Martin Ferguson, instructed by DAC Beachcroft, argued that letters sent by the defendant insurer, Somerset Bridge Ltd, were clear and unambiguous and that the present claim should therefore remain struck out as all losses arising from the accident had already been settled. The Claimant argued at first instance and on appeal that only the personal injury claim had been settled because at the time of the Part 36 offer, separate agents were liaising with the defendant insurer regarding the claimant’s claim for vehicle hire costs, the hire of that vehicle was ongoing and the personal injury claim had not progressed to stage 2 of the MOJ Portal.

The appeal principally concerned the correct approach to be applied when interpreting Part 36 settlements, in particular whether the focus should be on the language used, or whether the starting point should be to look at the entire context.

HHJ Freedman agreed with the Defendant that clarity and certainty underpin the self-contained Part 36 regime. Whilst it is legitimate to apply principles of statutory construction in order to construe a Part 36 compromise, the clearer the natural meaning, the more difficult it is to justify departing from that natural meaning. The court is not justified in embarking on an exercise of searching for or constructing drafting infelicities in order to facilitate a departure from the natural meaning.

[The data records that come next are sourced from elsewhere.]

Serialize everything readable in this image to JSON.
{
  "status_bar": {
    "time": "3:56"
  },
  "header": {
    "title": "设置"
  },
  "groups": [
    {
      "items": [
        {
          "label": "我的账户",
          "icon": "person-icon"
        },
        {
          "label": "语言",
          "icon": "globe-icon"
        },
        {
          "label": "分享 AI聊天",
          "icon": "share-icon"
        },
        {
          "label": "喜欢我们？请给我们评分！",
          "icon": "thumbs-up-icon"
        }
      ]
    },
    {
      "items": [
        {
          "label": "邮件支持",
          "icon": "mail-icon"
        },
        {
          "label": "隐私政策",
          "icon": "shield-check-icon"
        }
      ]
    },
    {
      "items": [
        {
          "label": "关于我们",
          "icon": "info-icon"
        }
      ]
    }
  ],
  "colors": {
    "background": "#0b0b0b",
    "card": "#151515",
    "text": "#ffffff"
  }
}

On that basis, the first instance decision was upheld, specifically that the language of the Defendant’s offer was clear and unambiguous and thus the words could be looked at in isolation without having regard to the overall context. Those words conveyed an offer in settlement of the entirety of the Claimant’s claim. Even if there was a need to consider the context, it was evident that the judge at first instance had done so and HHJ Freedman reached the same conclusion – the settlement was final in respect of all losses.

Of note, the Claimant’s suggestion that because the matter had not reached Stage 2 of the MOJ Portal and thus vehicle related damages claims would ordinarily be dealt with separately was not considered persuasive. As HHJ Freedman held:

The fact that a Part 36 offer is being made in advance of the Stage 2 process does not, of itself, indicate that it is not a global offer.  It seems to me that it is open to a defendant insurer, at any stage, to make an offer (whether Part 36 or otherwise) which covers all elements of the claim.  That is what happened in the instant case.

As is often the case, the question of permission to appeal and the appeal hearing itself were rolled into one. Having considered substantial written argument and after reserving judgment, HHJ Freedman went on to refuse permission, there being no real prospect of success.

Martin Ferguson advised the defendant insurer in advance of the application to strike out the claim for over £45,000 of vehicle hire costs. In February 2023 Tom Emslie-Smith successfully obtained the order striking out the claim. Martin then advised and represented the insurer in relation to the appeal hearing.